La revolución de Mayo fue el corolario de un proceso de ruptura del pacto colonial con España, una metrópoli que ya no podía garantizar sus funciones primordiales. En lo económico era incapaz de proveer de recursos a sus colonias y de absorber las materias primas que producía. En lo militar, se había demostrado incapaz de ejercer la defensa del territorio frente a los intentos ingleses de invadir, tarea que debió ser afrontada heroicamente por los criollos que luego de estos hechos conformaron sus propias milicias. Una metrópoli atacada en el seno mismo de su poder tras caer todo el territorio de España bajo el poderío de Napoleón Bonaparte, escapando el rey Fernando VII y siendo destituida la Junta Central.

Fue el resultado de la conformación de una elite político-militar criolla (y porteña) que supo representar el espíritu de una época, buscando la aplicación cabal en estas tierras de ideas resonantes en la Europa iluminista. Con la preeminente sensación de que la fuente de autoridad del virrey había cesado, el debate estaba destinado a establecer los argumentos jurídicos del cambio: el gobierno emanado del pueblo. Este fue el punto fundamental y el gran aporte a la posteridad de los revolucionarios de mayo; una contribución sin dudas invaluable.

Sin embargo, la Junta que asumió el poder el 25 de mayo de 1810 debió enfrentar desde el primer día varios problemas políticos de distinta gravedad. Al jurar sus miembros por Fernando VII, quedaba manifiesto el problema de la legitimidad de la nueva autoridad nacional. Faltaba la construcción del fundamento interno de este pretendido poder político. Debía hacerse reconocer por las ciudades del Virreinato, definir su relación con Gran Bretaña, y, sobre todo, elaborar una ideología, una suerte de programa que en el espíritu de los pueblos pudiera prevalecer.

La organización de un nuevo Estado heredero del espacio geográfico del ex virreinato era una tarea extremadamente compleja. Las reformas borbónicas del último cuarto del siglo XVIII habían creado nuevos virreinatos que violentaban, en varios casos, los condicionamientos geográficos y, más aún, las solidaridades sociales previas.
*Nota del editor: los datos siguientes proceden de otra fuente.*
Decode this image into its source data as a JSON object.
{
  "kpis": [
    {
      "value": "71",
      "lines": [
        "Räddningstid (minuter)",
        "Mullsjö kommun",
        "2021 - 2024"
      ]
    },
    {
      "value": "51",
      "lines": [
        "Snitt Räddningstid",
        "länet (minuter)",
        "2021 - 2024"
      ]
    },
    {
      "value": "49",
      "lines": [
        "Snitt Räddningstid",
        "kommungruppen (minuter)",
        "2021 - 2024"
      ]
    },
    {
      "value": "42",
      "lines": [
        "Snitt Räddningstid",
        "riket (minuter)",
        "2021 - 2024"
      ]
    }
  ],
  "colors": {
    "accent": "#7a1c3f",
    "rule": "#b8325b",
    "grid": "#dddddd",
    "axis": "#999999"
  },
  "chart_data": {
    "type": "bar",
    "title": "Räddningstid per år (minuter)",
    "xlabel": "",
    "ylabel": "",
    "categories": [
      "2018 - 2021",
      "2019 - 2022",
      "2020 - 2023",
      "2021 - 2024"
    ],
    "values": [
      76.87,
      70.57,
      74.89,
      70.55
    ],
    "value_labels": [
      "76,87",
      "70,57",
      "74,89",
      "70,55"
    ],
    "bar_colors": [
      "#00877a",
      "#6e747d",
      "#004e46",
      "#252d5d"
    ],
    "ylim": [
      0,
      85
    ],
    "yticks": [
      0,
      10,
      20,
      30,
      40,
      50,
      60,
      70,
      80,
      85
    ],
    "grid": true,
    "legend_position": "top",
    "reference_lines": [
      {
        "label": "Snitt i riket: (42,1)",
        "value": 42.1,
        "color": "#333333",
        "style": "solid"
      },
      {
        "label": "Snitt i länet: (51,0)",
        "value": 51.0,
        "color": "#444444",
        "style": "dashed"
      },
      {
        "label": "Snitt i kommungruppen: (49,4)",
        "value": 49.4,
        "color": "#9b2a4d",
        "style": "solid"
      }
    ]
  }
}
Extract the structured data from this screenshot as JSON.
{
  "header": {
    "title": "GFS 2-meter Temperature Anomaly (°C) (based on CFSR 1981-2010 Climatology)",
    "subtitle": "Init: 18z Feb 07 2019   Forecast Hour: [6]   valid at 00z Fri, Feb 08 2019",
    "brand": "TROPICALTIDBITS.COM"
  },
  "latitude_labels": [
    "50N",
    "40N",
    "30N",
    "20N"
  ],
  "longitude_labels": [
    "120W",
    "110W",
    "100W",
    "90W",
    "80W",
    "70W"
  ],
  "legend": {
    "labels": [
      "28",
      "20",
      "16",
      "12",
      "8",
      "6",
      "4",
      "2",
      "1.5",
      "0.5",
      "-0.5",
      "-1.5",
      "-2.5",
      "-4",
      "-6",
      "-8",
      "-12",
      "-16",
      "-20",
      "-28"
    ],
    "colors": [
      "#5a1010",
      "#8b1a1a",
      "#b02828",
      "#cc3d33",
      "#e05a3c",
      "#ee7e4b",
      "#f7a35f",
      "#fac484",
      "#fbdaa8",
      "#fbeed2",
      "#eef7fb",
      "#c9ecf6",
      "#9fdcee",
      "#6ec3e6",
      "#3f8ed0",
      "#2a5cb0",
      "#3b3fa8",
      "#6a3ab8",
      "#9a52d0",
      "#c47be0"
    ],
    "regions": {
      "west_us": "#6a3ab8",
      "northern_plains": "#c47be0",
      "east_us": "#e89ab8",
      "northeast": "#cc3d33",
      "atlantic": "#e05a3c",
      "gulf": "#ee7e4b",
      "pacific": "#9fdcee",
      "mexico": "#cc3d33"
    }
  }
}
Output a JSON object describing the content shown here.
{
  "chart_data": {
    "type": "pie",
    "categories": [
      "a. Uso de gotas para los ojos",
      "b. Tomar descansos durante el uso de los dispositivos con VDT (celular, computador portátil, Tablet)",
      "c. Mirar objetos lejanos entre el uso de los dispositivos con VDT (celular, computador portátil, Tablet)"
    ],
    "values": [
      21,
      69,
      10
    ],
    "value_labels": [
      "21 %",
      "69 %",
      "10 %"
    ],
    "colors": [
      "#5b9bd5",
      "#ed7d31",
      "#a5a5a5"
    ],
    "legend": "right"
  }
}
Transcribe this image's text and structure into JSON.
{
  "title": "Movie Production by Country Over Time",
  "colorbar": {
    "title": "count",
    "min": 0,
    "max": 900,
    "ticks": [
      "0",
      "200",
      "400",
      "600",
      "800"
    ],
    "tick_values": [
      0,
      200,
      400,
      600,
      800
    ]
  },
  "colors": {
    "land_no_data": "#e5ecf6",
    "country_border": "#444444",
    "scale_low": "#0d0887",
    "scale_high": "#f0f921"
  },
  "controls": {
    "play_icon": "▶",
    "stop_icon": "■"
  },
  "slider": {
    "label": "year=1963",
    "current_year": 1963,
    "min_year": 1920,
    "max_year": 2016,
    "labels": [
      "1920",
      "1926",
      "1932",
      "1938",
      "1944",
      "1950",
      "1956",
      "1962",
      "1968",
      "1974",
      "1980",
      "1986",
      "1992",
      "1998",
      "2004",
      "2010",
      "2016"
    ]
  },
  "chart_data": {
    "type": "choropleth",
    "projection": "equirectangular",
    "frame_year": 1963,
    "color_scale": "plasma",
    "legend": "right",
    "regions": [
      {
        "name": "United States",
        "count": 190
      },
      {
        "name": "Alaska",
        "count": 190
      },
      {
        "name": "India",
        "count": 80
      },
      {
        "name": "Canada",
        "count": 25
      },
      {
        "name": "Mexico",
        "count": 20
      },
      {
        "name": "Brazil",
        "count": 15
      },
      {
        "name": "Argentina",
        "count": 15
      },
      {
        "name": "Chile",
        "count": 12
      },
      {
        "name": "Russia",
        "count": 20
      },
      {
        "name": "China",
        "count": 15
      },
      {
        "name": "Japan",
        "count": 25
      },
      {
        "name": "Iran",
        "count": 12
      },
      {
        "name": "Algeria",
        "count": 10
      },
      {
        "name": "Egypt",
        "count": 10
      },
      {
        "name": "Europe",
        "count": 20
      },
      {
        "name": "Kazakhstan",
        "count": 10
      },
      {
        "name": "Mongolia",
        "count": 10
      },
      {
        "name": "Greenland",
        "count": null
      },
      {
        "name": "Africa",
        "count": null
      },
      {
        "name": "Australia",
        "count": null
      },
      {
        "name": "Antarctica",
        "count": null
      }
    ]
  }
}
México, por ejemplo, una vez producida la independencia no pudo retener a los países de América Central, que a su vez se desmembraron entre sí.

El Virreinato de Nueva Granada, pese a los esfuerzos del recuperado Simón Bolívar, se dividió entre Venezuela, Colombia y Ecuador; y el antiguo Virreinato del Río de la Plata dio origen a la Argentina, Bolivia, Paraguay y Uruguay. Las batallas libradas por la definición del límite externo de cada una de estas nuevas repúblicas coexistía, a su vez, con los enfrentamientos internos que pujaban por cómo organizar esos territorios bajo un mismo sistema nacional. Tal es así, que la década finaliza con la desaparición – asi sin resistencia, a causa de la derrota frente a los caudillos federales del litoral de la autoridad nacional representada por el directorio y el Congreso que en 1816 había declarado la independencia definitiva de la nación.

Con pompas y platillos nos disponemos pues a celebrar el bicentenario de la ruptura con España, tomándolo como el momento en el que inició nuestra propia historia en busca del fundamento de la nación y de la unificación del territorio nacional. Aunque estas conquistas y estos dilemas empalmaron un siglo atrás con la conquista de la democracia política a través del sufragio universal y masculino, la soberanía popular se ensancha al redefinir el alcance de la ciudadanía. Un cambio conceptual que se tradujo como cambio cuantitativo en relación a quiénes tenían derecho al voto y fue acompañado con garantías para evitar la coerción. Dos siglos de independencia y un siglo de democracia: el fundamento interno no se ha encontrado, al interior sólo tenemos deuda y fragmentación.

La soberanía del pueblo debe ser recogida tras dos siglos de haber sido proclamada para resignificarla y profundizarla. No alcanza con que todos nosotros podamos erigir por sobre nuestras cabezas un soberano que gobierne en nuestro nombre, la falibilidad de los hombres y de la política de las altas esferas para alcanzar metas socialmente definidas ha quedado tristemente demostrada. El uso delegativo de la representación olvidó que aquella teoría rousseauniana de la soberanía venía acompañada por la búsqueda de la voluntad general, concepto abstracto y dificultoso en sociedades signadas por conflictos sociales de clase, pero que sin dudas ubicaba un horizonte móvil de búsqueda de bienestar para la mayoría.

El camino a transitar será, entonces, el de ser dueños de nuestro destino. El de hacer descender esos postulados brillantes a derechos y prácticas efectivas y reales de poder popular y elevación económica y cultural de nuestro pueblo. Como los revolucionarios de mayo debemos vislumbrar las problemáticas de nuestro tiempo y encarar el espíritu de cambio, tomemos en nuestras manos el camino por venir. Hagamos historia.